DEBATE POLÍTICO E O RESPEITO PELA OPOSIÇÃO

Outra questão que o José tem trazido à liça é o nível de crispação no debate político, nomeadamente no parlamento e a reduzida confiança mútua entre os partidos. Sem nos alongarmos muito sobre este quesito, desafiávamos o José a fazer um exercício de memória ou, melhor, a recorrer às actas das sessões parlamentares nas quais tomou parte, como sujeito parlamentar quando era primeiro-ministro, a fim de recordar os epítetos com que brindava a oposição. Lembramos ao José que nos seus discursos considerava a oposição uma coisa acessória, dispensável e um estorvo ao governo. E olhe, José, que a oposição de então nada tem a ver com esta daninha que deixaste ao país.

PRESIDENCIAIS

No quesito das presidenciais, o José na entrevista à Lusa, diz que é uma "possibilidade muito forte" candidatar-se a Presidente da República nas eleições de 2021, dizendo que está "a trabalhar para transformar essa possibilidade em certeza". Cremos que este ar de Santo que pretende passar, a aparentar um bom samaritano, tem a ver com o roteiro para a sua credibilização como candidato para estas eleições, pois, na mesma entrevista diz sentir-se qualificado para desempenhar o papel de árbitro, esquecendo de que, desde que o governo do Ulisses Correia e Silva entrou em funções, tem sido parcial, rancoroso, um reforço da oposição, em particular do PAICV, e sobretudo, tem, estado, permanentemente, em altercação com o governo numa intensa campanha de desvalorização dos ganhos que este governo tem estado a conseguir. O José tem estado ressabiado e a não celebrar os ganhos que não são nem do partido A, nem do partido B, mas sim da Nação. O José não quer ser suplantado, por isso, não quer o sucesso do Ulisses Correia e Silva, isto é, prefere que o país perca para que não seja ele a perder.

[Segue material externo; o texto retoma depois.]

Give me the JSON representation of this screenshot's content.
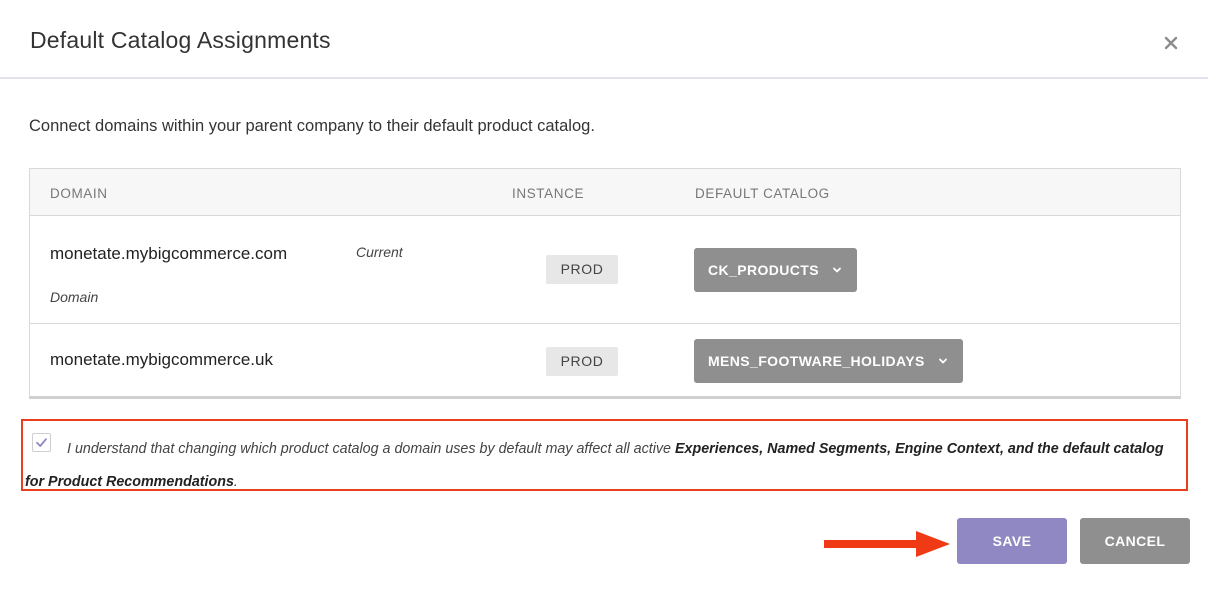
{
  "dialog": {
    "title": "Default Catalog Assignments",
    "description": "Connect domains within your parent company to their default product catalog."
  },
  "table": {
    "headers": {
      "domain": "DOMAIN",
      "instance": "INSTANCE",
      "default_catalog": "DEFAULT CATALOG"
    },
    "rows": [
      {
        "domain": "monetate.mybigcommerce.com",
        "current_label_1": "Current",
        "current_label_2": "Domain",
        "instance": "PROD",
        "catalog": "CK_PRODUCTS"
      },
      {
        "domain": "monetate.mybigcommerce.uk",
        "instance": "PROD",
        "catalog": "MENS_FOOTWARE_HOLIDAYS"
      }
    ]
  },
  "acknowledgement": {
    "checked": true,
    "text_start": "I understand that changing which product catalog a domain uses by default may affect all active ",
    "text_bold_1": "Experiences, Named Segments, Engine Context,",
    "text_bold_2": "and the default catalog for Product Recommendations",
    "text_end": "."
  },
  "actions": {
    "save_label": "SAVE",
    "cancel_label": "CANCEL"
  },
  "colors": {
    "accent_purple": "#9088c2",
    "button_gray": "#8f8f8f",
    "highlight_red": "#e8401c",
    "arrow_red": "#f03a16"
  },
  "icons": {
    "close": "close-icon",
    "chevron": "chevron-down-icon",
    "check": "checkmark-icon",
    "arrow": "arrow-right-icon"
  }
}
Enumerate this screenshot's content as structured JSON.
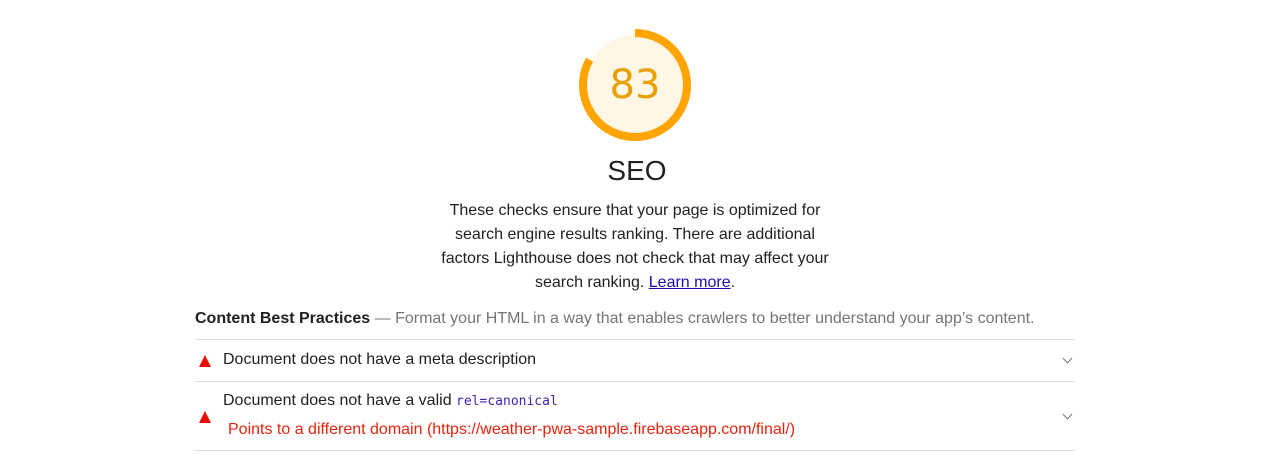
{
  "gauge": {
    "score": "83",
    "score_fraction": 0.83,
    "colors": {
      "arc": "#ffa400",
      "fill": "#fff6e5",
      "text": "#e8a000"
    }
  },
  "category": {
    "title": "SEO",
    "description": "These checks ensure that your page is optimized for search engine results ranking. There are additional factors Lighthouse does not check that may affect your search ranking.",
    "learn_more": "Learn more",
    "trailing_period": "."
  },
  "group": {
    "title": "Content Best Practices",
    "separator": " — ",
    "description": "Format your HTML in a way that enables crawlers to better understand your app’s content."
  },
  "audits": [
    {
      "title": "Document does not have a meta description",
      "status": "fail",
      "icon": "warning-triangle-icon"
    },
    {
      "title_prefix": "Document does not have a valid ",
      "title_code": "rel=canonical",
      "explanation": "Points to a different domain (https://weather-pwa-sample.firebaseapp.com/final/)",
      "status": "fail",
      "icon": "warning-triangle-icon"
    }
  ],
  "colors": {
    "fail": "#eb0f00",
    "link": "#1a0dab",
    "code": "#3f22b2"
  }
}
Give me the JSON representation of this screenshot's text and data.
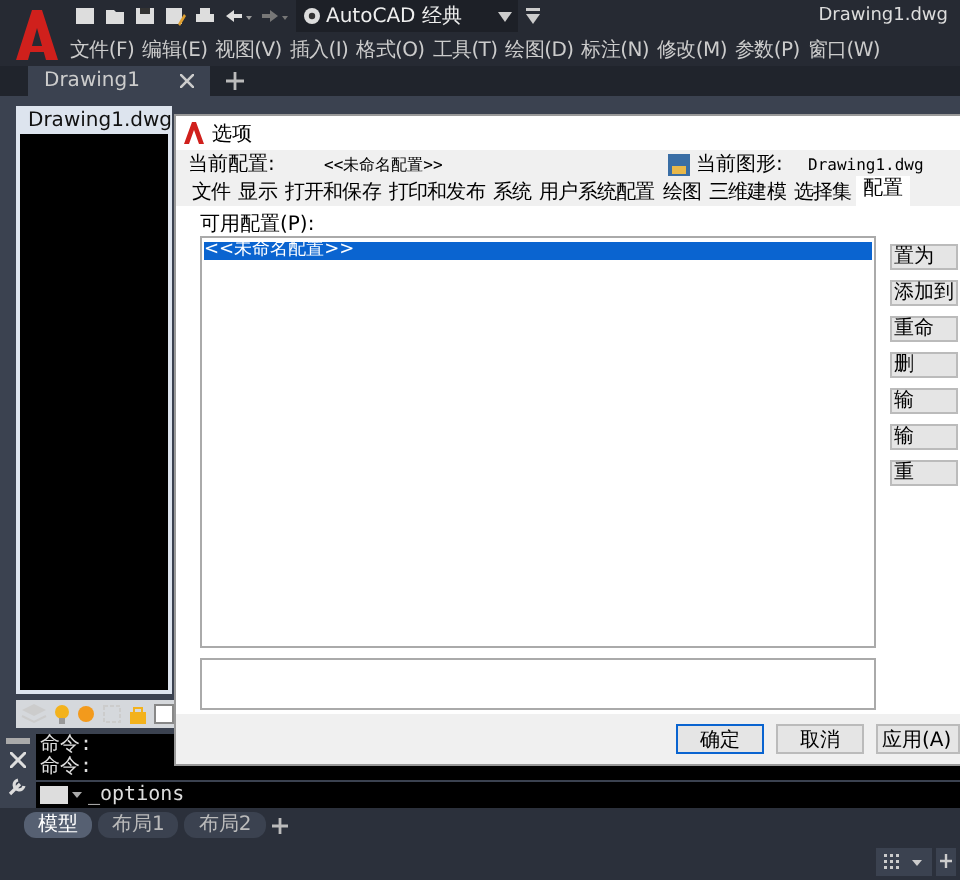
{
  "app": {
    "title": "Drawing1.dwg",
    "workspace": "AutoCAD 经典"
  },
  "menu": [
    "文件(F)",
    "编辑(E)",
    "视图(V)",
    "插入(I)",
    "格式(O)",
    "工具(T)",
    "绘图(D)",
    "标注(N)",
    "修改(M)",
    "参数(P)",
    "窗口(W)"
  ],
  "doc_tabs": [
    {
      "label": "Drawing1",
      "selected": true
    }
  ],
  "drawing_window": {
    "title": "Drawing1.dwg"
  },
  "command_history": [
    "命令:",
    "命令:"
  ],
  "command_input": "_options",
  "layout_tabs": [
    {
      "label": "模型",
      "selected": true
    },
    {
      "label": "布局1",
      "selected": false
    },
    {
      "label": "布局2",
      "selected": false
    }
  ],
  "dialog": {
    "title": "选项",
    "current_profile_label": "当前配置:",
    "current_profile": "<<未命名配置>>",
    "current_drawing_label": "当前图形:",
    "current_drawing": "Drawing1.dwg",
    "tabs": [
      {
        "label": "文件",
        "selected": false
      },
      {
        "label": "显示",
        "selected": false
      },
      {
        "label": "打开和保存",
        "selected": false
      },
      {
        "label": "打印和发布",
        "selected": false
      },
      {
        "label": "系统",
        "selected": false
      },
      {
        "label": "用户系统配置",
        "selected": false
      },
      {
        "label": "绘图",
        "selected": false
      },
      {
        "label": "三维建模",
        "selected": false
      },
      {
        "label": "选择集",
        "selected": false
      },
      {
        "label": "配置",
        "selected": true
      }
    ],
    "list_label": "可用配置(P):",
    "profiles": [
      {
        "label": "<<未命名配置>>",
        "selected": true
      }
    ],
    "side_buttons": [
      "置为",
      "添加到",
      "重命",
      "删",
      "输",
      "输",
      "重"
    ],
    "buttons": [
      {
        "label": "确定",
        "default": true
      },
      {
        "label": "取消",
        "default": false
      },
      {
        "label": "应用(A)",
        "default": false
      }
    ]
  }
}
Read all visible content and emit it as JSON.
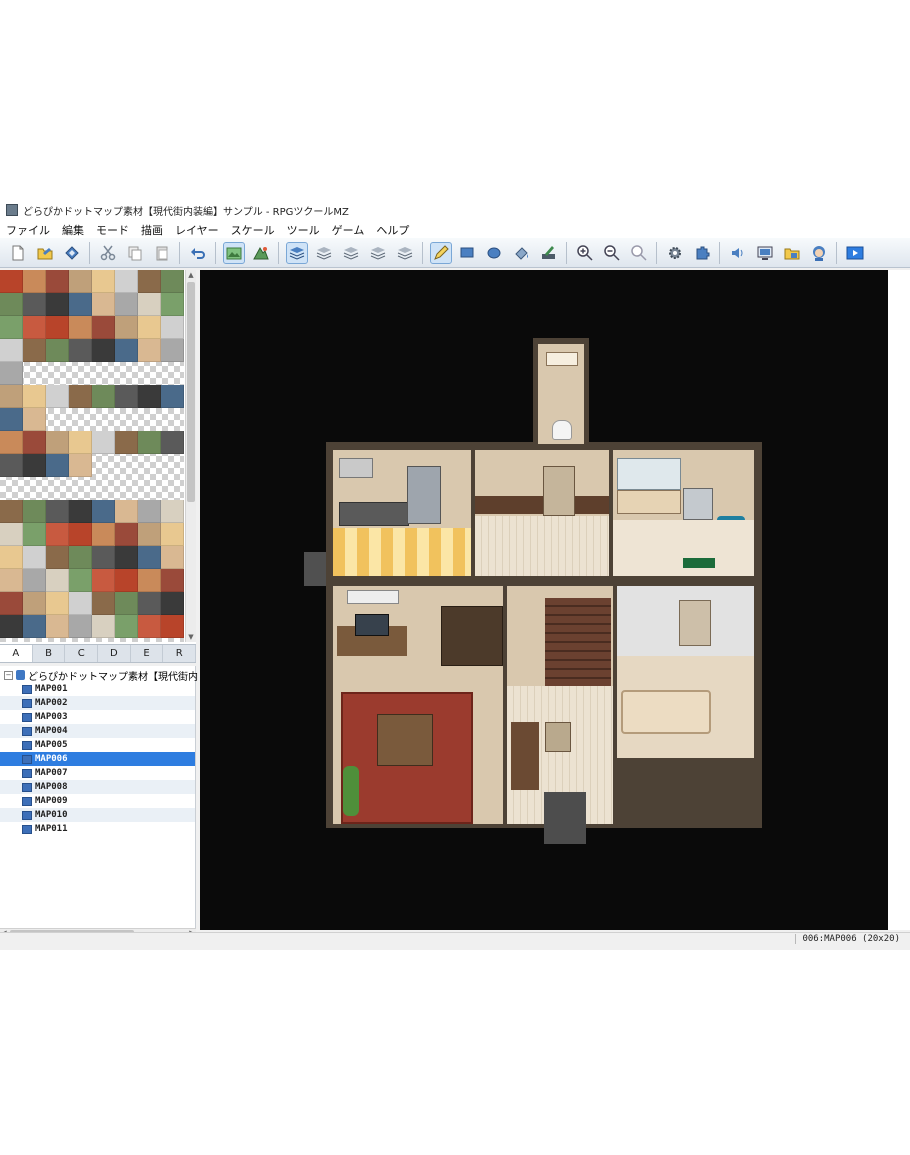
{
  "window": {
    "title": "どらぴかドットマップ素材【現代街内装編】サンプル - RPGツクールMZ"
  },
  "menu": [
    "ファイル",
    "編集",
    "モード",
    "描画",
    "レイヤー",
    "スケール",
    "ツール",
    "ゲーム",
    "ヘルプ"
  ],
  "toolbar": {
    "icons": [
      "new-project-icon",
      "open-project-icon",
      "save-project-icon",
      "cut-icon",
      "copy-icon",
      "paste-icon",
      "undo-icon",
      "map-mode-icon",
      "event-mode-icon",
      "layer-auto-icon",
      "layer-1-icon",
      "layer-2-icon",
      "layer-3-icon",
      "layer-4-icon",
      "pencil-icon",
      "rectangle-icon",
      "ellipse-icon",
      "fill-icon",
      "shadow-pen-icon",
      "zoom-in-icon",
      "zoom-out-icon",
      "zoom-actual-icon",
      "database-icon",
      "plugin-manager-icon",
      "sound-test-icon",
      "event-searcher-icon",
      "resource-manager-icon",
      "character-generator-icon",
      "playtest-icon"
    ],
    "active": [
      "map-mode-icon",
      "layer-auto-icon",
      "pencil-icon"
    ]
  },
  "tileset": {
    "tabs": [
      "A",
      "B",
      "C",
      "D",
      "E",
      "R"
    ],
    "selected_tab": "A"
  },
  "map_tree": {
    "root": "どらぴかドットマップ素材【現代街内",
    "items": [
      "MAP001",
      "MAP002",
      "MAP003",
      "MAP004",
      "MAP005",
      "MAP006",
      "MAP007",
      "MAP008",
      "MAP009",
      "MAP010",
      "MAP011"
    ],
    "selected": "MAP006"
  },
  "status": {
    "map_info": "006:MAP006 (20x20)"
  },
  "colors": {
    "selection": "#2e7de0",
    "map_background": "#0a0a0a",
    "floor_wood": "#e7dccb",
    "wall_beige": "#d9c8ae",
    "rug_red": "#9b3b2e"
  }
}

Um homem com este estado de alma não será um bom Presidente da República. Ao invés de ser mais um elemento para a elevação do país irá ser um estorvo ao governo, um obstáculo ao desenvolvimento de Cabo Verde e uma obstrução no processo de construção da felicidade dos cabo-verdianos.

Assim sendo, antes, José sozinho infeliz do que ele feliz e quinhentos mil cabo-verdianos infelizes.